3. EfficientDet.Pytorch
Couldn’t download models from it’s model_zoo.
4. ssd.pytorch
Finally, I came to my sweet ssd(Single Shot Detection). Since have studied it for more than half a year, I wrote below snippet quickly:
def base_transform(image, size, mean):
x = cv2.resize(image, (size, size)).astype(np.float32)
x -= mean
x = x.astype(np.float32)
return x
class BaseTransform:
def __init__(self, size, mean):
self.size = size
self.mean = np.array(mean, dtype=np.float32)

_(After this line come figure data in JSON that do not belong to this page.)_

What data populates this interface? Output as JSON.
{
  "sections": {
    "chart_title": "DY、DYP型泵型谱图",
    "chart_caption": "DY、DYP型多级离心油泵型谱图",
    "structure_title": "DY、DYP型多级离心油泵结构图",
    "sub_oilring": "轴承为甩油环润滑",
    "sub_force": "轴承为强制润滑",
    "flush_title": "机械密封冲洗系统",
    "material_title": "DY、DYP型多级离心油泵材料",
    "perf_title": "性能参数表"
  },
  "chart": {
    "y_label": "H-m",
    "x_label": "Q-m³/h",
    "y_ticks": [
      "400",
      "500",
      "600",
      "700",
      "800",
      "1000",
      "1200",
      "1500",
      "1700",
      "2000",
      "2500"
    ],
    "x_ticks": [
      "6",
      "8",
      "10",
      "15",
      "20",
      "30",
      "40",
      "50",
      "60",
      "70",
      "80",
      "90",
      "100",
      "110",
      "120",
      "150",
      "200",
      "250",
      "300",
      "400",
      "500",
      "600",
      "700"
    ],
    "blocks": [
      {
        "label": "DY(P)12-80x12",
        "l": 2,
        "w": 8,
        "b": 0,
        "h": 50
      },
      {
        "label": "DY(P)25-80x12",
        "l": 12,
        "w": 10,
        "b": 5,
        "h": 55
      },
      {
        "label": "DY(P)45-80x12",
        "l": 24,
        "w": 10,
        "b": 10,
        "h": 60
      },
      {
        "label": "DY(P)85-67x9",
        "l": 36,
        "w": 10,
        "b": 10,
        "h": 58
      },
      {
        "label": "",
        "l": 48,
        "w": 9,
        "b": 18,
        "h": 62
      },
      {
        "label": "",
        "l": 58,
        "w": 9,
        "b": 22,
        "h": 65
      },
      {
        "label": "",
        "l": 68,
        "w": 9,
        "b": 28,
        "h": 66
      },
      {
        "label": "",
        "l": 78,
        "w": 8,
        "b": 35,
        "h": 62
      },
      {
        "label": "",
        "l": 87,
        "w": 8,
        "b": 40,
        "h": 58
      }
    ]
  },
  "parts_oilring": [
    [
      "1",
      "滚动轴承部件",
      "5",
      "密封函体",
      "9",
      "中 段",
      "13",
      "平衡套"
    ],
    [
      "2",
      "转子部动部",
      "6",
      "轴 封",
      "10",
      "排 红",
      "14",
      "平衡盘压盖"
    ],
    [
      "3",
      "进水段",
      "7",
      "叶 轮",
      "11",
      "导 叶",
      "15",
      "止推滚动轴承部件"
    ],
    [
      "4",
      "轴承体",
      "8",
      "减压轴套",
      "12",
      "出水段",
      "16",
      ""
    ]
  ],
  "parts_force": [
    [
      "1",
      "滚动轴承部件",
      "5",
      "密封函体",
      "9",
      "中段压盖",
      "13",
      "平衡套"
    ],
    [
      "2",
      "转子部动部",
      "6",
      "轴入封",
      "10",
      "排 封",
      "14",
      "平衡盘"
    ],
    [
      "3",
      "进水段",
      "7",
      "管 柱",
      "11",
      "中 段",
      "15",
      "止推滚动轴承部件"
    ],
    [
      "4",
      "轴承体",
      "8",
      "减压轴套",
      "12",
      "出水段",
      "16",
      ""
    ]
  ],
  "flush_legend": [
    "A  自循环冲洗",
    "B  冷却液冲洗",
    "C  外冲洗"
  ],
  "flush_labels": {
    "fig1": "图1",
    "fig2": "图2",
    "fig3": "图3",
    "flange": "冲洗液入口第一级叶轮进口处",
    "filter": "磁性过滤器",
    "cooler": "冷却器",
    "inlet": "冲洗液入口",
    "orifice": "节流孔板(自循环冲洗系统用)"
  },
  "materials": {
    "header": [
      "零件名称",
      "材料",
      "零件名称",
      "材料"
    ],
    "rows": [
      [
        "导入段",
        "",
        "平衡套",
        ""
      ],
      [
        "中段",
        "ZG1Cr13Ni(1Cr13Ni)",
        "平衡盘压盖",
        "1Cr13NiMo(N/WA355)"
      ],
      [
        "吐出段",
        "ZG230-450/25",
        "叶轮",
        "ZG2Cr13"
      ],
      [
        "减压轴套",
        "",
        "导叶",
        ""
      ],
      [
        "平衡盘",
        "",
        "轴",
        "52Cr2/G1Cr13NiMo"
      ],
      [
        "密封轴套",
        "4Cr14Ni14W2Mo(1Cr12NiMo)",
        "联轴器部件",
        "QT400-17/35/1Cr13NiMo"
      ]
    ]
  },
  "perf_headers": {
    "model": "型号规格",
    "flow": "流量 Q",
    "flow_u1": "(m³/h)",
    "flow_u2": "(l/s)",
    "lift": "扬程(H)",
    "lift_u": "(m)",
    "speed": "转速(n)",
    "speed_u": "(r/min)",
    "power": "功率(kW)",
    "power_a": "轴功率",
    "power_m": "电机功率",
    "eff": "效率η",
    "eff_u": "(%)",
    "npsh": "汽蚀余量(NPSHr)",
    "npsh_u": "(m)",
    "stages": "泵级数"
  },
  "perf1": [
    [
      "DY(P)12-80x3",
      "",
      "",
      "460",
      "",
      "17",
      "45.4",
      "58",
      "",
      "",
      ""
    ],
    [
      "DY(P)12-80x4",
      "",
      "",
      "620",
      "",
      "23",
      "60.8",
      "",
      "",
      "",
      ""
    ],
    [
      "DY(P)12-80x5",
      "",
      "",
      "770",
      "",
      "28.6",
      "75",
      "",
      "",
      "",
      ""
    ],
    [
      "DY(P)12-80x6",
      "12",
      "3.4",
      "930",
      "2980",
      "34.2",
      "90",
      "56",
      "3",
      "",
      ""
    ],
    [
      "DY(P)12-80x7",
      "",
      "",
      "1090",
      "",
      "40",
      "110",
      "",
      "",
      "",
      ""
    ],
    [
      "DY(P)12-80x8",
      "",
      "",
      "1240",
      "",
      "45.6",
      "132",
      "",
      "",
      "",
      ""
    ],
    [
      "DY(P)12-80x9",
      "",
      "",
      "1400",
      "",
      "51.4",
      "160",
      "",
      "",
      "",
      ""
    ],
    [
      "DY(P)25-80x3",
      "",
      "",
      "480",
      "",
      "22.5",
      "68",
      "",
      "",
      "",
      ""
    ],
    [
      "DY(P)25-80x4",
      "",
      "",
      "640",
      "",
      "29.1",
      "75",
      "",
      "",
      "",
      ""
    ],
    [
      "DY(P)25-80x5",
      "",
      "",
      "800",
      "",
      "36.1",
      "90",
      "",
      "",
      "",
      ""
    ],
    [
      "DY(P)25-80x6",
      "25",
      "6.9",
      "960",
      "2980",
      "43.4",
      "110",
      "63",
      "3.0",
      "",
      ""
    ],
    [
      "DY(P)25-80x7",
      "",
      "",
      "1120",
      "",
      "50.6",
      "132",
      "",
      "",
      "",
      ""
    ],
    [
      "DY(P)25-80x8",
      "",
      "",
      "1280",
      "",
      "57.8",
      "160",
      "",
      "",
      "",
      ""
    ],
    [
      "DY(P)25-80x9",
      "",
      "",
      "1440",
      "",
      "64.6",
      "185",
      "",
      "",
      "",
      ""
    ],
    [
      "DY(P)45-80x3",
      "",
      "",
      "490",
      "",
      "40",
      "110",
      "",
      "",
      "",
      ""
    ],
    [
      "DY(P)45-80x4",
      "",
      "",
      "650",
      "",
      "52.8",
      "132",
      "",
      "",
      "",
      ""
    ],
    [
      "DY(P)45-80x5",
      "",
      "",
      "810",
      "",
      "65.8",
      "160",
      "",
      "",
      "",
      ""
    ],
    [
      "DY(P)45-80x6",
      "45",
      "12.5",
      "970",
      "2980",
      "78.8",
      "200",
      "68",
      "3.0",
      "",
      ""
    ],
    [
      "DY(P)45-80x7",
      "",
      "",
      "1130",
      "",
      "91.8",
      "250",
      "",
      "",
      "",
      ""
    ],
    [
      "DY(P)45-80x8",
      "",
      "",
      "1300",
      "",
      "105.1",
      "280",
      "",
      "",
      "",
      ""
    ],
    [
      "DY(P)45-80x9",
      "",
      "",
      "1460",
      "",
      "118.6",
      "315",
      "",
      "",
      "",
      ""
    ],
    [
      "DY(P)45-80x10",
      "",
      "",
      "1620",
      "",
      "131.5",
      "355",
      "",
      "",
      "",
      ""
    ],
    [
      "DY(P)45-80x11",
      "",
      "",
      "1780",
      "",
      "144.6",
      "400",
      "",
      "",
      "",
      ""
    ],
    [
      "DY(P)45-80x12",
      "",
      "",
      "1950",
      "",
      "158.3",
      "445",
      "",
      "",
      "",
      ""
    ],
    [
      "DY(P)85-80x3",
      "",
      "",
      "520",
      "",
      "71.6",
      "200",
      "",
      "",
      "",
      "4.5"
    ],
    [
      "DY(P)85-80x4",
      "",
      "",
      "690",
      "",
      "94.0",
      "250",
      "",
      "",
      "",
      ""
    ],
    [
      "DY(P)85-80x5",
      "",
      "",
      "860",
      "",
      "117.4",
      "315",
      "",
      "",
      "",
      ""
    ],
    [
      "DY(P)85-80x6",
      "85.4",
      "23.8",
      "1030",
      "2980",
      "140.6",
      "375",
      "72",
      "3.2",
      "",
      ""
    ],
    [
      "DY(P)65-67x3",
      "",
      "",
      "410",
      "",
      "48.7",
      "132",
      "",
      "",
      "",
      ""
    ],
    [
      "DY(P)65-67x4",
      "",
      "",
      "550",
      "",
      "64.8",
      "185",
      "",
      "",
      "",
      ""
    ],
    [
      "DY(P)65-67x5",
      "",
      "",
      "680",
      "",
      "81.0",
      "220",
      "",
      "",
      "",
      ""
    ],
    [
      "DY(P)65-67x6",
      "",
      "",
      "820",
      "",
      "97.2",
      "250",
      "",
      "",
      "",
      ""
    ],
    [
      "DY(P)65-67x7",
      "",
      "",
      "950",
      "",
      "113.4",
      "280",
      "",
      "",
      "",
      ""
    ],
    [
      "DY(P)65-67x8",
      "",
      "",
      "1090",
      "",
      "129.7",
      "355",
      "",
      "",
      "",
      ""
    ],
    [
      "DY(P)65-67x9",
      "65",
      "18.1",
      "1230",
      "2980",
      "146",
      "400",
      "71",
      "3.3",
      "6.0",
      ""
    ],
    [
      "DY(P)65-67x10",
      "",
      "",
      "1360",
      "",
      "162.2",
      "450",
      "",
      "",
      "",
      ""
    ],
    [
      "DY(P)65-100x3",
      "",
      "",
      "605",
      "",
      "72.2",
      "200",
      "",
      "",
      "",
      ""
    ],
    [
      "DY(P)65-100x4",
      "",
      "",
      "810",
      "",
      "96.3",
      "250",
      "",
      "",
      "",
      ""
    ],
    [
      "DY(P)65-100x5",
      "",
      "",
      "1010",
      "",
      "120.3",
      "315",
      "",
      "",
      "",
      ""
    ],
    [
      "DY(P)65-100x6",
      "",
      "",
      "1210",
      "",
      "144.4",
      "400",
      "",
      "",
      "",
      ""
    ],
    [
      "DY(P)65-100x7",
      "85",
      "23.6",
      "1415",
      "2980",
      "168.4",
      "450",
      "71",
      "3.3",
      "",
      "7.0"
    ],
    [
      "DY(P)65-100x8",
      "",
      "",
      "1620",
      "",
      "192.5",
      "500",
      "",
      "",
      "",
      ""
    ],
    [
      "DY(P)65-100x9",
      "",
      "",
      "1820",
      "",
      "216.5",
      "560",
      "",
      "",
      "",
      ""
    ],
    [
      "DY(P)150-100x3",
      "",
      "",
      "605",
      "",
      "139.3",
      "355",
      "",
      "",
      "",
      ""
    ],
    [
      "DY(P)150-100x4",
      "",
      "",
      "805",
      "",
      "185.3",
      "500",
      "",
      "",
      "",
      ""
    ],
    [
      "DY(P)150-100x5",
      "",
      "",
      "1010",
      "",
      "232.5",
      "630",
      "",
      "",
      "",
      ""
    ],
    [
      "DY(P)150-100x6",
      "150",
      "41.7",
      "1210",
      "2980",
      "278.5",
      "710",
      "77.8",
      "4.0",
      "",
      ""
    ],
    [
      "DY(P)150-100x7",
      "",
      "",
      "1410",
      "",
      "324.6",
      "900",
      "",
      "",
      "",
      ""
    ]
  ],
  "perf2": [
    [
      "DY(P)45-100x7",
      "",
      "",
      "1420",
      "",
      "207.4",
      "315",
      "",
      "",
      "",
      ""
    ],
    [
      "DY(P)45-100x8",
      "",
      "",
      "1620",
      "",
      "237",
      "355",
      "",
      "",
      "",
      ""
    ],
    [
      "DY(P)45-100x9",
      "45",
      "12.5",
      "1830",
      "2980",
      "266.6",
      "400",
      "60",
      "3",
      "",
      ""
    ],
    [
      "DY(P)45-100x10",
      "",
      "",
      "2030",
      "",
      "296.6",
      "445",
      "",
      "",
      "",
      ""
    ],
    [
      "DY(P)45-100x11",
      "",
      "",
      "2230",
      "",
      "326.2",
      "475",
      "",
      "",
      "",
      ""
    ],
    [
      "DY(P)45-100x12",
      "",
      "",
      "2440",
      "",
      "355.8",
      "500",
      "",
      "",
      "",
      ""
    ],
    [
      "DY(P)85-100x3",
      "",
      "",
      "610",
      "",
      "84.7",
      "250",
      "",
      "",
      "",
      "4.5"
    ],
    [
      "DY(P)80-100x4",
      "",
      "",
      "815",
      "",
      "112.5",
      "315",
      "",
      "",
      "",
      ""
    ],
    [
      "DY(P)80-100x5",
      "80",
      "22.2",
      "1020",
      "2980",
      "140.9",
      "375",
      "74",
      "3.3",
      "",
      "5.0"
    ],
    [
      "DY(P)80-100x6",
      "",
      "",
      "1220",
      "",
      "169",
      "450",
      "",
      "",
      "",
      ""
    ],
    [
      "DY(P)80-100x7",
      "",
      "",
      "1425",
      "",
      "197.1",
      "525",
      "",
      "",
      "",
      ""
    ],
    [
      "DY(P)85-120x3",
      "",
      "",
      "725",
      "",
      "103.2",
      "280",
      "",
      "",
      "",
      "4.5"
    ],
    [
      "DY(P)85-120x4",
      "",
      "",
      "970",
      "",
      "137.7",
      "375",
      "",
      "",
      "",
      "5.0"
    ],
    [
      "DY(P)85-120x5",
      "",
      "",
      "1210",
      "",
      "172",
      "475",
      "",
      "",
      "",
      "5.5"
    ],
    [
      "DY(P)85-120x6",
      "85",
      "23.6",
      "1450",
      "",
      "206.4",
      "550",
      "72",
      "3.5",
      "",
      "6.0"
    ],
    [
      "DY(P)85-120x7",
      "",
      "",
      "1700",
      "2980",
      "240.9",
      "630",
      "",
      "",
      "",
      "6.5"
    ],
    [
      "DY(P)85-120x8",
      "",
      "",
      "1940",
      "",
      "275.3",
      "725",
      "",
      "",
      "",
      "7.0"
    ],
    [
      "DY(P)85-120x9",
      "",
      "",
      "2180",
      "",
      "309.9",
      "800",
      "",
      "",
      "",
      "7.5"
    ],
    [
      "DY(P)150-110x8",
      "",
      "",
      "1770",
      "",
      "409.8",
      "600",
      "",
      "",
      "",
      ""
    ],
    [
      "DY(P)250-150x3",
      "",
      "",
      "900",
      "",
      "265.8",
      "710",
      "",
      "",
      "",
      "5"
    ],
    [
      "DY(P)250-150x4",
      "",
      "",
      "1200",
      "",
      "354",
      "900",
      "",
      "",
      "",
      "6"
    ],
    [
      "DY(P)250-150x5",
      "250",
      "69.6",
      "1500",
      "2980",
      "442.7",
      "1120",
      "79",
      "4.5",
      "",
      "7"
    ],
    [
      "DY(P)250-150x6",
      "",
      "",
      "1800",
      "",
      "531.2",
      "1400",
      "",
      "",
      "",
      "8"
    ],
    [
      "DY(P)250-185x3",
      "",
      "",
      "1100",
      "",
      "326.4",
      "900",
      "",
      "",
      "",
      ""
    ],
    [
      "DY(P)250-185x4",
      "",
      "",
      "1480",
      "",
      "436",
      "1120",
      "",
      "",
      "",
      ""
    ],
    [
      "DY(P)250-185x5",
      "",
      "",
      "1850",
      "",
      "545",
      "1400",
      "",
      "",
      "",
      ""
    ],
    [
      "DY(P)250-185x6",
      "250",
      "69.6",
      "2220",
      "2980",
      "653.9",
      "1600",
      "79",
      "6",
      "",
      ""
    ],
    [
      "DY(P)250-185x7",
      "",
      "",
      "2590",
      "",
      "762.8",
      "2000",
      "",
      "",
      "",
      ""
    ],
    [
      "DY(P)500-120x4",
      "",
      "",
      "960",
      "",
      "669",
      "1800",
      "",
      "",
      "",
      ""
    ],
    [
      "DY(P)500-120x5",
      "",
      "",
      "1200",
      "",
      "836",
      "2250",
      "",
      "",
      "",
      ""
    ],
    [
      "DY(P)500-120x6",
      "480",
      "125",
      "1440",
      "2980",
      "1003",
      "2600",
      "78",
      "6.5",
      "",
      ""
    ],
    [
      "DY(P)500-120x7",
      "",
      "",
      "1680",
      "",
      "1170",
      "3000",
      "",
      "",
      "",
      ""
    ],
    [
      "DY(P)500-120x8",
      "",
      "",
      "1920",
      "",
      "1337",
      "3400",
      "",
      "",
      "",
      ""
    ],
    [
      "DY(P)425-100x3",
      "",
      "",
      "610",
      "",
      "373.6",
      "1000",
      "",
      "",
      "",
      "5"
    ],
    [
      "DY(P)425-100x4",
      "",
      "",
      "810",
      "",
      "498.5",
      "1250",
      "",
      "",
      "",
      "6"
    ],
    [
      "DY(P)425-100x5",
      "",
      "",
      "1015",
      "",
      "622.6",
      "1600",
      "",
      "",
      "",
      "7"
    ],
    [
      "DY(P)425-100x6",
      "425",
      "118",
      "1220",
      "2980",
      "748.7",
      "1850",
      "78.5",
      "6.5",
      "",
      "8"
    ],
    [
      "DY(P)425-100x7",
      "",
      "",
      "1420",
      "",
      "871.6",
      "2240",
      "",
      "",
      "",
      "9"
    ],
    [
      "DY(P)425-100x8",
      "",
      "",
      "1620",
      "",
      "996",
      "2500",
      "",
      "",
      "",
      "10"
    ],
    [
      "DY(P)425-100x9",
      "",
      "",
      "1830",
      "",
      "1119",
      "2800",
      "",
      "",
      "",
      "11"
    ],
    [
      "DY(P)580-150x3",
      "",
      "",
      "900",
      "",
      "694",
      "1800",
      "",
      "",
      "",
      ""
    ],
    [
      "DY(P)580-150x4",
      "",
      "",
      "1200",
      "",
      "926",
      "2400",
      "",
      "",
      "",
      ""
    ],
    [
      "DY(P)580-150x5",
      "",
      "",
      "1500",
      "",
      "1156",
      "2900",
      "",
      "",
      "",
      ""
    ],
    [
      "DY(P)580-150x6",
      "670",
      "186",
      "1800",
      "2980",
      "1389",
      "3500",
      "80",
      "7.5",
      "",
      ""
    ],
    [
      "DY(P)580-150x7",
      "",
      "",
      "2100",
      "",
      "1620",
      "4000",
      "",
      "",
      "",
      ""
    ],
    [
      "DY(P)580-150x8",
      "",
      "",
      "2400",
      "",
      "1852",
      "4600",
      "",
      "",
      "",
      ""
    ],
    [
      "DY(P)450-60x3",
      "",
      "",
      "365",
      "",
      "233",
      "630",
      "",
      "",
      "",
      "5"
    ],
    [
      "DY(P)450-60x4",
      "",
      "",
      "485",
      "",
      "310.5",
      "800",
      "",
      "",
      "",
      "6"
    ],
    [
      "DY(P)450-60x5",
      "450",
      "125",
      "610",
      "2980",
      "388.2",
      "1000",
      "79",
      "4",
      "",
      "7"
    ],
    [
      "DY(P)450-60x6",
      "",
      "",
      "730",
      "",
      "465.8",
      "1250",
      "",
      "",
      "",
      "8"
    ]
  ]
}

def __call__(self, image, boxes=None, labels=None):
return base_transform(image, self.size, self.mean), boxes, labels
def detect(img, net, transform):
FONT = cv2.FONT_HERSHEY_SIMPLEX
COLORS = [(255, 0, 0), (0, 255, 0), (0, 0, 255)]
height, width = img.shape[:2]
x = torch.from_numpy(transform(img)[0]).permute(2, 0, 1)
x = Variable(x.unsqueeze(0))
y = net(x) # forward pass
detections = y.data[0]
# scale each detection back up to the image
scale = torch.Tensor([width, height, width, height])
for index, loc in enumerate(detections[3]):
score = loc.numpy()[0]
if score >= 0.5:
loc = loc[1:]
pt = loc * scale
print(score, pt)
cv2.rectangle(
img,
(int(pt[0]), int(pt[1])),
(int(pt[2]), int(pt[3])),
COLORS[index % 3],
2,
)
cv2.putText(
img,
str(score),
(int(pt[0]), int(pt[1])),
FONT,
1,
(255, 255, 255),
1,
cv2.LINE_AA,
)
return img
img = cv2.imread("bird_matrix.jpg")
net = build_ssd("test", 300, 21) # initialize SSD
net.load_state_dict(torch.load("ssd300_mAP_77.43_v2.pth", map_location="cpu"))
transform = BaseTransform(net.size, (104 / 256.0, 117 / 256.0, 123 / 256.0))
img = detect(img, net, transform)
cv2.imwrite("result.jpg", img)
The result is not perfect but good enough for my current situation.